= Purposive behaviorism =

Purposive behaviorism, also known as cognitive behaviorism, is a branch of psychology that was introduced by Edward Tolman. It combines the study of behavior while also considering the purpose or goal of behavior. Tolman thought that learning developed from knowledge about the environment and how the organism relates to its environment. Tolman's goal was to identify the complex cognitive mechanisms and purposes that guided behavior. His theories on learning went against the traditionally accepted stimulus-response connections (see classical conditioning) at his time that had been proposed by other psychologists such as Edward Thorndike. Tolman disagreed with John B.Watson's behaviorism, so he initiated his own behaviorism, which became known as purposive behaviorism.

Tolman's purposive behaviorism focused on meaningful behavior, or molar behavior, such as kicking a ball. This focus was in contrast to simple muscle movements or molecular behavior such as flexing of the leg muscle. Tolman regarded the molecular behavior as fairly removed from human perceptual capacities for a meaningful analysis of behavior. This approach of Tolman's was first introduced in his book, Purposive Behavior in Animals and Men, published in 1932. To Tolman, it was obvious that all actions of behavior are goal-oriented, including those for animals. The main difference between other types of behaviorism and Tolman's purposive behaviorism is that in his view behavior is goal oriented.

== Tolman's cognitive maps ==

=== Tolman's experiment ===
Tolman's investigation used rats to represent clinical behaviors of men. He had the rats go through mazes. A hungry rat was put at the entrance of a maze, wandering through it until he gets to the food. In the maze, there are true segment paths and blind alleys. Trials for every rat reoccurred every 24 hours. The more trials the rats completed, the fewer errors, which he characterized by the rat avoiding the blind alleys.

A maze was used by Tolman in the following experiment: at point A, a hungry rat was placed as the starting point; point B was where the food for the rat was placed. The rat learned to get to B for food throughout the trials.

In these experiments, Tolman was looking at how the reinforcement in the trials contributed to the rat learning their way through the maze and to the food with fewer errors. Tolman's evaluation of these experiments led to his theory of latent learning.

=== Tolman's interpretation of the experiment ===
Tolman wondered what the rat had learned when he quickly discovered how to go through the maze to get to the food. Tolman believed that the rat had developed a cognitive map of his maze, with knowledge of where the food was located. With this research, he believed this experiment supported his notion that this learning was not rooted in stimulus-response connections but in the nervous system of sets which are to function like cognitive maps. Also, Tolman assumed that these cognitive maps vary from a narrow strip of variety to a broader, comprehensive variety. Tolman showed in his study that the rats exhibited a capability of latent learning. The results showed that the rats used problem solving because of the absence of reinforcement, which could not have been resolved by S-R representations.

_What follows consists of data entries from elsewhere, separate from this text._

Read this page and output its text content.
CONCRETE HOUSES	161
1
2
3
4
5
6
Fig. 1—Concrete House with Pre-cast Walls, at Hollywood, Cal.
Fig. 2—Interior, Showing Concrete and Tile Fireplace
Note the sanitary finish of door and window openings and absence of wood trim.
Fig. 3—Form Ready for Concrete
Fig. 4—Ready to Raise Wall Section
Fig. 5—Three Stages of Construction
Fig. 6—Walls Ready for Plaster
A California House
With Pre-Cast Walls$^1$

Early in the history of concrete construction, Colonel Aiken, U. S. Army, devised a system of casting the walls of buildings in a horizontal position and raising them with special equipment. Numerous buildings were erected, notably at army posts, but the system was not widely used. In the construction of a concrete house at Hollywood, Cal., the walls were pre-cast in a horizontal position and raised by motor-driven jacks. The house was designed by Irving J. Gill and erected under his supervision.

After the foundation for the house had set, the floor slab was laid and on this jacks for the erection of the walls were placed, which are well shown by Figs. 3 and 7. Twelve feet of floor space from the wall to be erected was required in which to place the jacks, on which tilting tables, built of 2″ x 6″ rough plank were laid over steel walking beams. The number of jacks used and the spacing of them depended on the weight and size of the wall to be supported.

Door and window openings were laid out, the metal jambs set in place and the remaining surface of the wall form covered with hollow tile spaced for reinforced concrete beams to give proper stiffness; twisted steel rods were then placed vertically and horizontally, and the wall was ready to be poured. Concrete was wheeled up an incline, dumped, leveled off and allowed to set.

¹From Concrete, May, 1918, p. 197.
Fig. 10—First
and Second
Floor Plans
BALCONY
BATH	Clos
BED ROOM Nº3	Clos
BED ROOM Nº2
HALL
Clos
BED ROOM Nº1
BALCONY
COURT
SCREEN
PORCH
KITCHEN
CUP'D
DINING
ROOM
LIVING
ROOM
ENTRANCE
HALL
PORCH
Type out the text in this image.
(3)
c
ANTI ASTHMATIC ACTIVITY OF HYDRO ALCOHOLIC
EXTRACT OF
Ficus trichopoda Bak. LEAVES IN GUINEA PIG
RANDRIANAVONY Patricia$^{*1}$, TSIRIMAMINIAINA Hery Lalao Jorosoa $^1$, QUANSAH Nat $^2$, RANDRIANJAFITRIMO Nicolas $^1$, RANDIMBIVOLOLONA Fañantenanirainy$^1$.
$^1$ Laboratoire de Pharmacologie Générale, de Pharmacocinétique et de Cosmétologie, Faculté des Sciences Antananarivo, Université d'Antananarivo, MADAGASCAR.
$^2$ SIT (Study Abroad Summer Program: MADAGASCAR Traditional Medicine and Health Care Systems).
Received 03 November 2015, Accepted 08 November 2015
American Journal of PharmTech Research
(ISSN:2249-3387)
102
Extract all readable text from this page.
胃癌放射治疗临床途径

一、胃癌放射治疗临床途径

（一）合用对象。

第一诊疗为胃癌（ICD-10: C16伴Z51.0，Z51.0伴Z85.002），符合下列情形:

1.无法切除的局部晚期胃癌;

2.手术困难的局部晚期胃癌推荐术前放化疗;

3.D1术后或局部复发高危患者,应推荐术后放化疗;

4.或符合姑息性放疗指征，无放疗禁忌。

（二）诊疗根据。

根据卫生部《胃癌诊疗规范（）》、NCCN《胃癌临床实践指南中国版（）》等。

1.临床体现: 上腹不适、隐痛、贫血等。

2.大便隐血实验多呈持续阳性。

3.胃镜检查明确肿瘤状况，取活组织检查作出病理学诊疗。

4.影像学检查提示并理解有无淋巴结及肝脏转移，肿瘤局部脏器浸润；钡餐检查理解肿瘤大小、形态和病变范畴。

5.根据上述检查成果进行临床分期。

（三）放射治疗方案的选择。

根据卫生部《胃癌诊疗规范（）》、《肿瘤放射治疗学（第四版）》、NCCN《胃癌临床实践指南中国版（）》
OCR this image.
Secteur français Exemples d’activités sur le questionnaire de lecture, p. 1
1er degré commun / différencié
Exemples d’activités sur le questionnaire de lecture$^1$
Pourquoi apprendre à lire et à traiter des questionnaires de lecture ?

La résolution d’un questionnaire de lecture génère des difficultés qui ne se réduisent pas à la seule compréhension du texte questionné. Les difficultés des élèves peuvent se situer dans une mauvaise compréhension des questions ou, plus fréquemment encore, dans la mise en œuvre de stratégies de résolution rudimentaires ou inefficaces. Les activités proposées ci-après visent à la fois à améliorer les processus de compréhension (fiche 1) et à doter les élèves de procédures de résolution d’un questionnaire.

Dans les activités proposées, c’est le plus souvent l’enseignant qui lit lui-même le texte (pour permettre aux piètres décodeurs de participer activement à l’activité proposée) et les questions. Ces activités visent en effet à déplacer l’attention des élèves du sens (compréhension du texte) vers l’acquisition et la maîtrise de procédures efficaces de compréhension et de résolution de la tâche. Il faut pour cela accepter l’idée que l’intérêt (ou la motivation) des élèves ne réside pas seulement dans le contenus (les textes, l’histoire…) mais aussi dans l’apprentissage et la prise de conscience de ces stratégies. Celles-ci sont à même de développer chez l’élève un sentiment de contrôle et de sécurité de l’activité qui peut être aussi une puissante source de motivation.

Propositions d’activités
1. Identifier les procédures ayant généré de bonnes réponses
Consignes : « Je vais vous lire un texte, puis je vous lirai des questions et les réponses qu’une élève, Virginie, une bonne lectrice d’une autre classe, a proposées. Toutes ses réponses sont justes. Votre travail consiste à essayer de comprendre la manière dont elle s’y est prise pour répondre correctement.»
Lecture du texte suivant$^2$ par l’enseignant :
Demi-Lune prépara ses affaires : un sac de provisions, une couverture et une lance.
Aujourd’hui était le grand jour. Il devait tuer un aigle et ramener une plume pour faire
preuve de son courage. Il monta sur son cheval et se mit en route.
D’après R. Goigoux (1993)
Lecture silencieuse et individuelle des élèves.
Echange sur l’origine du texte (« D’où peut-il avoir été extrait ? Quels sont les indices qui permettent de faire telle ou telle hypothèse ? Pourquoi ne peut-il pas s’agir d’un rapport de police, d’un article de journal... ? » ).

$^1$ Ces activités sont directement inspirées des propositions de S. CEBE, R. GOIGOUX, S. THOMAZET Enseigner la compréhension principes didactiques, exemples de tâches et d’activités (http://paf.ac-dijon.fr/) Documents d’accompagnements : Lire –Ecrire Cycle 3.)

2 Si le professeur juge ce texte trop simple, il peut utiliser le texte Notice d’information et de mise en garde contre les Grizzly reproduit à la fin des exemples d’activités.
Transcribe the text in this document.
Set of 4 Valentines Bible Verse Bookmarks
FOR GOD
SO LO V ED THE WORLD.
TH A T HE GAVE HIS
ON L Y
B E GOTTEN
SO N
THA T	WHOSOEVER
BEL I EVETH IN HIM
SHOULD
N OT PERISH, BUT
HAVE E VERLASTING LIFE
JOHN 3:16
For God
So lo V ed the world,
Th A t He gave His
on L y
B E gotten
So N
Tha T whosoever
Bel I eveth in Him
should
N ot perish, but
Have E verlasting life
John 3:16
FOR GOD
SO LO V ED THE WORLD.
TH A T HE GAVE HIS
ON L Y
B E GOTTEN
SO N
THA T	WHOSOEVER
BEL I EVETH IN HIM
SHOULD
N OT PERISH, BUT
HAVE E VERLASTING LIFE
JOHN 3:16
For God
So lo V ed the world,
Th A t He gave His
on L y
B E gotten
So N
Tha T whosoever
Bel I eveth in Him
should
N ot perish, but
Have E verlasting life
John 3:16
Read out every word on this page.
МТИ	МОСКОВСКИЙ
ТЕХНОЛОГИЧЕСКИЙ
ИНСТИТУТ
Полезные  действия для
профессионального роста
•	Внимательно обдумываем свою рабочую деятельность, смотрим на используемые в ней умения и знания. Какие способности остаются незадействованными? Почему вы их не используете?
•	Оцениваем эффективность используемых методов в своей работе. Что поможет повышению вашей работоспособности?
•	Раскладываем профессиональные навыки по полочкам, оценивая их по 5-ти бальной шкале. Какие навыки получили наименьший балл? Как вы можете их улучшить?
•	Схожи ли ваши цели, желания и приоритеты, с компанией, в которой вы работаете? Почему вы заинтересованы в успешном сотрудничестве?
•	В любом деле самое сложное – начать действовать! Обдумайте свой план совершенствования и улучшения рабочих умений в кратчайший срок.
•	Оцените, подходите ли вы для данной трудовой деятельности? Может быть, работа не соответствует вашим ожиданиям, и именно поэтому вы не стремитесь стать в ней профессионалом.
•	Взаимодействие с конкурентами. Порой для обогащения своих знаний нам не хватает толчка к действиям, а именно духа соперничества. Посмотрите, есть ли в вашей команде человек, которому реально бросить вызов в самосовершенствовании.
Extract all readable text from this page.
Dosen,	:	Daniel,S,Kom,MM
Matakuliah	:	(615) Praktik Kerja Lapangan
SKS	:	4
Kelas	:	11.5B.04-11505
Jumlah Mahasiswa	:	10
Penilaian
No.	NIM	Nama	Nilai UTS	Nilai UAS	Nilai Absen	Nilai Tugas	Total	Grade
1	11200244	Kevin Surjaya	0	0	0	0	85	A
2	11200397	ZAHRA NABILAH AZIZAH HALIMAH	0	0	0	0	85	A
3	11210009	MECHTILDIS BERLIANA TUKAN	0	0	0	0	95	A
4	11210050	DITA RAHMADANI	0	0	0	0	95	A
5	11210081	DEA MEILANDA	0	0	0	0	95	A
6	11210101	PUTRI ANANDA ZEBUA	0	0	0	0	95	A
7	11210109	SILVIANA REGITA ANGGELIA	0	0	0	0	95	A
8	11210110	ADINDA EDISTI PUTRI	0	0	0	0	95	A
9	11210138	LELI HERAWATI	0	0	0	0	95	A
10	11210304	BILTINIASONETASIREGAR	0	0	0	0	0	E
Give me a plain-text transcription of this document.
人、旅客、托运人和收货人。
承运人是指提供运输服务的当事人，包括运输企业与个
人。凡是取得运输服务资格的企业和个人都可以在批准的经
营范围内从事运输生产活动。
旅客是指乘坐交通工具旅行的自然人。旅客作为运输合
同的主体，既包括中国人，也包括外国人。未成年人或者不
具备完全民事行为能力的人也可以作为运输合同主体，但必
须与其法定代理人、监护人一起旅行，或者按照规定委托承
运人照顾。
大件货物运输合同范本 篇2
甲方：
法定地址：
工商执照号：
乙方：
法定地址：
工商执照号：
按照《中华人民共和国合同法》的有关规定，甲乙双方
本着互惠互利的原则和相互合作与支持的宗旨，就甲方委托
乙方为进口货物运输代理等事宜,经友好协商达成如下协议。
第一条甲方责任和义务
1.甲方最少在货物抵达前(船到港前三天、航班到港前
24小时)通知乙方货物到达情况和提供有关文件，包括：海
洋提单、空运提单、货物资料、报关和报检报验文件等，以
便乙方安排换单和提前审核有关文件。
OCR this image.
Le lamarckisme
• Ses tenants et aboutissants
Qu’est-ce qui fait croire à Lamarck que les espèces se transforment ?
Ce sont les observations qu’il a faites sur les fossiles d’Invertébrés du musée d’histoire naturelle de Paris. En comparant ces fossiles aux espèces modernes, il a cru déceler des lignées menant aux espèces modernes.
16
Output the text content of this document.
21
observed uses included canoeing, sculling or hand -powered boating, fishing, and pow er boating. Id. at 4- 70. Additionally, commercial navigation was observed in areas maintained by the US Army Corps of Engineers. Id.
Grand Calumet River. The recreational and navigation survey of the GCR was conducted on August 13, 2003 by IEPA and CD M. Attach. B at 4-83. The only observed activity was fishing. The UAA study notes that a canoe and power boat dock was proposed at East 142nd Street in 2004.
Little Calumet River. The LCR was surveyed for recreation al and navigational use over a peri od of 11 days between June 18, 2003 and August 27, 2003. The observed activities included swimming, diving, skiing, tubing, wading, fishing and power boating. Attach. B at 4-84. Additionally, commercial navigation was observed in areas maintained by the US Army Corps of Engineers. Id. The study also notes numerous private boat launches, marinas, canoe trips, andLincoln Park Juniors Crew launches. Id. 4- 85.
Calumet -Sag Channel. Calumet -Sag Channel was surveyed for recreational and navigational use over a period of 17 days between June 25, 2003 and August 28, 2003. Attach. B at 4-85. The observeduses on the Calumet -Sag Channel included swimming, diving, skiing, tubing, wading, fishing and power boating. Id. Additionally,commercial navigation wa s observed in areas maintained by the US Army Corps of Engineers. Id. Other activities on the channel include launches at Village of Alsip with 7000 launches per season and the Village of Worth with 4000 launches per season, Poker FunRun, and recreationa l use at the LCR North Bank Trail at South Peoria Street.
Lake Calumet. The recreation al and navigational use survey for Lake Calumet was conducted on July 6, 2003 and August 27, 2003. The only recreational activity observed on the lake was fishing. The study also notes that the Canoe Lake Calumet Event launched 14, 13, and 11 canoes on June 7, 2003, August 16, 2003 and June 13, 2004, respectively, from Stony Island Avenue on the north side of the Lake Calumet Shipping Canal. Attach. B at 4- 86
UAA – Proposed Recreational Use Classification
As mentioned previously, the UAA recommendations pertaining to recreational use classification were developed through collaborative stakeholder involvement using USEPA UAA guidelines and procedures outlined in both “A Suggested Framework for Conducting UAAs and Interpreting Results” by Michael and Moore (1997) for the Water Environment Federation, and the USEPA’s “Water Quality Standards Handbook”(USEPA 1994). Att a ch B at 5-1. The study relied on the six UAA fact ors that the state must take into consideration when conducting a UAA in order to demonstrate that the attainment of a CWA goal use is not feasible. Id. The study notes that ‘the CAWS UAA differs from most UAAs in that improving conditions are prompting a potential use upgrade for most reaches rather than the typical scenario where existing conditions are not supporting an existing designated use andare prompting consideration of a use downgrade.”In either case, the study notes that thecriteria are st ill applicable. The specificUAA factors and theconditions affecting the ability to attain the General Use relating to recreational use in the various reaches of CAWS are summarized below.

Tolman's followers, also referred to as Tolmaniacs, developed a test to further support Tolman's findings and again refute the stimulus-response explanation of the experiment. Once a rat had learned to run from A to B, the starting point was changed from point A to point C. According to the stimulus-response theory, the rat has learned to simply move to the right in the A to B trials, so if the new starting point was C, the rat would go to D. In contrast, Tolman's cognitive map explanation predicted the rat would return to point B even if starting at the new point, C. The new tests supported Tolman's findings of a cognitive map, for the rat continued to reach point B.

== Tolman's published works on purposive behaviorism ==
From 1920 to 1928, Tolman published numerous articles in the Psychological Review that attempted to objectively define such concepts as instinct, consciousness, emotions, purpose, and cognition. Tolman coined the term "purposive behaviorism" when he published "Purposive Behavior in Animals and Men" (1932), which summarized these theoretical concepts and supported them with data he obtained from numerous studies. In this publication, Tolman argued that insight, or cognitive control of learning, was not restricted by evolutionary capabilities.

Like many other behaviorists in his time, he carried out these studies with rats, believing that "everything important in psychology can be investigated in essence through the continued experimental and theoretical analysis of the determiners of rat behavior at a choice point in a maze." In this book, he described purposive behavior as behavior directed toward some ultimate goal. Examples he gave of this kind of behavior were "a rat running a maze, a man driving home to dinner, a child hiding from a stranger, a woman gossiping over the telephone, etc." Tolman's purposive behaviorism was not as widely received in its day as other psychological theories. This was largely due to the fact that many did not consider its foundation to being in line with behaviorism at all, which was the dominating force in psychology at the time. However, the insistence on studying implicit mental concepts as opposed to looking solely at explicit behavior was an idea that opened the door to the school of cognitive psychology. While much work in purposive behaviorism was dismissed by the mainstream of psychologists in its time, many of Tolman's publications, most notably "Purposive Behavior in Animals and Men" and "Cognitive Maps in Rats and Men", continue to be cited in today's research.